Os grafiteiros Iran e Cain dividem o espaço com placas e publicidade numa parede da Ilha do Príncipe, no Centro de Vitória. A dupla usa tag e personagem para estabelecer um contato com quem passa pela rua

Os primeiros grafiteiros da Grande Vitória também dançavam, cantavam e pintavam pelas ruas e paredes da cidade. Há mais de vinte anos, começavam a aparecer os primeiros grafiteiros capixabas. Entre eles, Edson Sagaz, que, em 1989, comprou duas latas de spray – uma vermelha e outra azul – para dar início às primeiras intervenções coloridas no cinza das edificações urbanas. Ao longo da década de 90, personagens como Cyborg, Chicão, Alecs Power, Sandrinho, Aloyr e Fredone Fone surgiram, acrescentando técnicas que, na virada do século, formaram a identidade estética da arte urbana local. Os graffitis que vemos por aí podem ser classificados por seus estilos e praticantes. Por exemplo, artistas como Fagundes e AQI desenvolvem o Realismo, enquanto Moska, Kika e Giu dominam os Personagens. Smoke e Maik trabalham mais com o Freestyle. As Letras são especialidade de Alecs Power e Japão. No entanto, o estilo clássico da Tag todos dominam. Porém, para essa arte ser decodificada, é preciso conhecer os códigos da cultura hip-hop. As mensagens descritas nas obras dos grafiteiros são uma verdadeira “queda-de-braço” com o poder constituído, tendo em vista a sociedade descrita pelo filósofo francês Michel Foucault, pois os integrantes de tal cultura não compram ideias prontas.

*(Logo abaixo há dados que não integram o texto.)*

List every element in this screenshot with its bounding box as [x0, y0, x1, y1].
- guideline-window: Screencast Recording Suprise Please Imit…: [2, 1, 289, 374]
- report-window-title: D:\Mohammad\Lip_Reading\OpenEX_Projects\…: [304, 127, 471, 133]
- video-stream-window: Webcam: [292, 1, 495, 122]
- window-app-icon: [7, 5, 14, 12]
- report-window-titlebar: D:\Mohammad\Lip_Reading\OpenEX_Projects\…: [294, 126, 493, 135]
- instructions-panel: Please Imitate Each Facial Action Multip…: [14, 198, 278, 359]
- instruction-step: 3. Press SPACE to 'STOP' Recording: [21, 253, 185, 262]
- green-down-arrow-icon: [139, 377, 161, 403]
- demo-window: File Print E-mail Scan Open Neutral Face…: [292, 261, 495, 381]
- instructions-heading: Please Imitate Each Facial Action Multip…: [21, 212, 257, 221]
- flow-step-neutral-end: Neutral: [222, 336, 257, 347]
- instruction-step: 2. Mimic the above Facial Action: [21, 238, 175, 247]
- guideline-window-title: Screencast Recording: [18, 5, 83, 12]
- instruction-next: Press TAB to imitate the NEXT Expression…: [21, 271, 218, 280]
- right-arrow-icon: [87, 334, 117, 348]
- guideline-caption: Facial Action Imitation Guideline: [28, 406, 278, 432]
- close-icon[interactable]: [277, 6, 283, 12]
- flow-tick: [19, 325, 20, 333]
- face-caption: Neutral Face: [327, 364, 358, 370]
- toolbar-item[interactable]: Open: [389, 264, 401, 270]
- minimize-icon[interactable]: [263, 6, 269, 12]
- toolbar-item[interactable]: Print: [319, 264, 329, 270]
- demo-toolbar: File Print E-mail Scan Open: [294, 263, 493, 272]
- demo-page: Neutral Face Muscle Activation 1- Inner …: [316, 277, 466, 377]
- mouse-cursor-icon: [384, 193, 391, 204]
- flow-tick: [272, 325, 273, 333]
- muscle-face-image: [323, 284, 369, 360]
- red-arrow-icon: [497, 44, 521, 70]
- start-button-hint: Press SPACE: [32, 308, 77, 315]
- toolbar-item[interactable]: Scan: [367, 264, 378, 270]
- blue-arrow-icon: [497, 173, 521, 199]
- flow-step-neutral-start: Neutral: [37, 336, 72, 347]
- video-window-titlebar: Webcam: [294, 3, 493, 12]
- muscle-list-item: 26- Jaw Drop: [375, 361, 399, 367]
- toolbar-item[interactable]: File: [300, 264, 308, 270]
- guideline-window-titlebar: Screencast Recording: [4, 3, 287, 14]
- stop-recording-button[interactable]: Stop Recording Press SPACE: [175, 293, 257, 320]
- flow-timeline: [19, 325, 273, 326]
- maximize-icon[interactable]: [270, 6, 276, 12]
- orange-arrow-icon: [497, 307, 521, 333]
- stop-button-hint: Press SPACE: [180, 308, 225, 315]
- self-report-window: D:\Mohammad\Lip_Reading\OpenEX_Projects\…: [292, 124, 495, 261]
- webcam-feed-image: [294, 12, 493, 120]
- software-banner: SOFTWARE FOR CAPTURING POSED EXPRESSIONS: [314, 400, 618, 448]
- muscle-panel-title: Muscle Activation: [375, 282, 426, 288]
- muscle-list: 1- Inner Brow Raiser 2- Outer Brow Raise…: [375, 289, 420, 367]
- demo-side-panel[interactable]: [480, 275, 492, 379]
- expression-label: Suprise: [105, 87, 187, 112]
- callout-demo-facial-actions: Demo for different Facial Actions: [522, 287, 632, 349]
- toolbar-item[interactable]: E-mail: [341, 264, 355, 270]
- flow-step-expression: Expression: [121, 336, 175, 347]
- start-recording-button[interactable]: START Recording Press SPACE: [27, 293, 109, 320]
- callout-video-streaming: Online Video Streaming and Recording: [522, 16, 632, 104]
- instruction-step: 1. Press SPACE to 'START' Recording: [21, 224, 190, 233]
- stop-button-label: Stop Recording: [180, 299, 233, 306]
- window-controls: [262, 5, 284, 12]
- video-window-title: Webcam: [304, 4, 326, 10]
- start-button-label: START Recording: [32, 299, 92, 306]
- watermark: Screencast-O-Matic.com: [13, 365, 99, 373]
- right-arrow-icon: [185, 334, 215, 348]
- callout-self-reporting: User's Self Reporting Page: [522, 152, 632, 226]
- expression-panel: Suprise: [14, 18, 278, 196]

Há a necessidade de produzir algo para o seu próprio consumo. É necessário colocar a cara a tapa sem a necessidade de obter sucesso. Entretanto, a aceitação faz parte do objetivo de qualquer tipo de arte, mesmo que isso não seja declarado. O artista quer aplausos, quer reconhecimento. Entre esses artistas estão os grafiteiros. Marginais, os seus quadros são os muros - a sua janela para o reconhecimento a partir dos transeuntes das ruas das cidades. Se o poder constituído não lhes cedeu espaço, eles retomaram um modo de exprimir suas angústias e sentimentos. Da mesma forma que as pinturas rupestres, o graffiti é um reflexo estético dos anseios do homem, se fazendo notar por seu caráter primordial: encher de desenhos coloridos os espaços da vivência humana.